One of the more surprising stories in investing is the struggles of Verizon (VZ 1.13%), only one of three U.S. companies providing nationwide wireless service. One might think that oligopoly power would amount to rising profits, considering the necessity of wireless coverage in today's society.

Nonetheless, maintaining such networks comes at a tremendous cost, and the evolution of the technology means the company will probably keep spending heavily to support its business. These factors make it much harder for Verizon to maintain its current dividend over the long term.

Verizon's dividend looks desirable

On the surface, Verizon's dividend looks like one of the most desirable payouts in the S&P 500. At $2.61 per share annually, it equates to a dividend yield of around 7.2%. Moreover, the dividend has increased every year since 2007.

Companies can adjust dividend levels at any time, and many of them increase the payout annually to instill confidence in the payout. Hence, Verizon's 16 straight years of payout hikes created an expectation of another annual increase later this year.

The problem is, paying the dividend looks like a struggle and one that's growing. In 2022, $14 billion in free cash flow covered the $11 billion in dividend costs. Fortunately, free cash flow excludes capital expenditures (capex). So on the surface, it looks like Verizon could afford to cover the dividend and afford most increases to the payout.

Why the dividend became less affordable

Nonetheless, the economics of telecom stocks changed since Verizon's predecessor, Bell Atlantic, emerged from the breakup of the old AT&T in the early 1980s. In past decades, slowly evolving technology didn't necessitate heavy capital investments. Such conditions made generous, rising dividends for shareholders affordable.

That logic may not hold if you're bargain-hunting in dividend stocks. Verizon, along with AT&T and T-Mobile, each spent tens of billions of dollars toward the end of the last decade to finance an upgrade to 5G-level services. All three companies will soon have to start spending to upgrade to 6G connectivity technology in preparation for that upcoming release later in the decade.
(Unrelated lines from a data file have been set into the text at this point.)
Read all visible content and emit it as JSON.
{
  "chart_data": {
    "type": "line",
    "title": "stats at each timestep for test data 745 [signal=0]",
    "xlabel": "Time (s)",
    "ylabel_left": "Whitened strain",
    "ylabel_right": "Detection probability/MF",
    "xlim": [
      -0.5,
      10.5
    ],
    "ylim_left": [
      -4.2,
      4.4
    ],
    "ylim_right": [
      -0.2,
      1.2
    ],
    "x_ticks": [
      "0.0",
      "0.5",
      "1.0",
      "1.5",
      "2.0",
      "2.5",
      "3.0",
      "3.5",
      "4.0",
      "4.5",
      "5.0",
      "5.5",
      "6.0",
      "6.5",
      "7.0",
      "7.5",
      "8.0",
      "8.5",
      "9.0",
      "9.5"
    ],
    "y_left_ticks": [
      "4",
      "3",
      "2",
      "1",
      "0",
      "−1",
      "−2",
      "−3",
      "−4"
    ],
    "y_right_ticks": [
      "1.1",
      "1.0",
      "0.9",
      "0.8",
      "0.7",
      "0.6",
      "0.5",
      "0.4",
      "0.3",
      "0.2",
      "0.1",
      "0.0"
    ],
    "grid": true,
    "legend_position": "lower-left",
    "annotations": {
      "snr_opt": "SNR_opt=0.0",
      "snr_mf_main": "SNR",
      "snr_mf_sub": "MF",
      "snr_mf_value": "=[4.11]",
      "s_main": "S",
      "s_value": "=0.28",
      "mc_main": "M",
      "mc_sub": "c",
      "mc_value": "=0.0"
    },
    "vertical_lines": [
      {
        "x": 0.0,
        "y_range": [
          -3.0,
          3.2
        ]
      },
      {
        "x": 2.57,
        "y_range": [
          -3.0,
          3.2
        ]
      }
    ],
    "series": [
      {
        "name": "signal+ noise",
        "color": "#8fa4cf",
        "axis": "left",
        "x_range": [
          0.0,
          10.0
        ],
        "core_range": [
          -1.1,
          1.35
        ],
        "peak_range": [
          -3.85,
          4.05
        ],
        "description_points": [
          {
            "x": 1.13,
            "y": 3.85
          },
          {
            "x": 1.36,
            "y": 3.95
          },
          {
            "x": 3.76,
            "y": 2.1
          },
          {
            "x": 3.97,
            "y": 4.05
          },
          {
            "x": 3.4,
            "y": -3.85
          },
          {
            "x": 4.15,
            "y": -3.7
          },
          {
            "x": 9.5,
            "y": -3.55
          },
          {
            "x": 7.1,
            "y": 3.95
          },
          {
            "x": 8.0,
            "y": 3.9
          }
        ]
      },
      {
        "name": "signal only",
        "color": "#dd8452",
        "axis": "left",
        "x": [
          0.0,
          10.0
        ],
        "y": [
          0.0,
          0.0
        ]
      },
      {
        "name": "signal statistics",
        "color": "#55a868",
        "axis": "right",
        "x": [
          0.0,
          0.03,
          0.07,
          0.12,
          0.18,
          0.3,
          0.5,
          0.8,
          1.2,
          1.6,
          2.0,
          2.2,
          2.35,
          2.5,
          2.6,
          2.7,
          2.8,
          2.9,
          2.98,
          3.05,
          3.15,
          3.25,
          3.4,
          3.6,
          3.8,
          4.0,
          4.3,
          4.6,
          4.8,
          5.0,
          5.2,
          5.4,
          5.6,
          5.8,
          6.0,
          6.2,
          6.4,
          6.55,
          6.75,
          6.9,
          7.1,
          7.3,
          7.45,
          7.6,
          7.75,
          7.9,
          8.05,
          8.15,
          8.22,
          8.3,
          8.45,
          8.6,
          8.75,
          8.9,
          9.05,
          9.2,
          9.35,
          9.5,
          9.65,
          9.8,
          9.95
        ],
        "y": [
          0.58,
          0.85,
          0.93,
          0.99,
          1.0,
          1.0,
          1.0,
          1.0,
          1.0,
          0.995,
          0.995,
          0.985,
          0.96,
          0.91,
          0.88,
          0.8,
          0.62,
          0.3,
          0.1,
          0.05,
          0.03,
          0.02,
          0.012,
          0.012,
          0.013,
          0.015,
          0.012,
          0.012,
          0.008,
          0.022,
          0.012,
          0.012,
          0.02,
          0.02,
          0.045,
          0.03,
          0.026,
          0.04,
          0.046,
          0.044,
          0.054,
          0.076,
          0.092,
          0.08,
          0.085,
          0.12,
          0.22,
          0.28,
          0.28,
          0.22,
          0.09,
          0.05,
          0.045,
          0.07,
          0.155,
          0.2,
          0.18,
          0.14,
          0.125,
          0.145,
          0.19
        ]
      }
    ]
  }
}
That means Verizon's capex spending, which amounted to $23 billion in 2022 alone, is unlikely to slow down.

Additionally, capex spending, along with expenditures for wireless licenses, contributed heavily to the $153 billion in total debt Verizon is juggling. That's a tremendous burden for a company claiming $94 billion in stockholders' equity. Verizon had a cost of debt of $4 billion in 2022. Now, with rising interest rates, that expense will likely increase.

Investors should also remember that T-Mobile doesn't pay a dividend, and AT&T, which once claimed a 35-year streak of consecutive dividend increases, slashed its payout last year. Since it also faces high debt levels amid a generous dividend yield, AT&T could cut the payout again.

That leaves Verizon with the only rising dividend in the industry. But given its considerable payout costs and massive debt, the company has much less incentive to maintain dividend increases amid its competitive threats.

Sell Verizon?

Considering Verizon's financials, its dividend is unlikely to survive in its current form. Should income investors sell?

Although free cash flow covered the dividend cost in 2022, the payout is in more trouble than it might otherwise appear. Verizon's huge total debt and massive capex expenses that are unlikely to slow may cause stakeholders to question the dividend's cost.

Moreover, with the company's main rivals cutting payouts or avoiding dividends altogether, the pressure to follow their lead will likely become too great. Hence, income investors should consider selling and looking for more stable dividend income streams.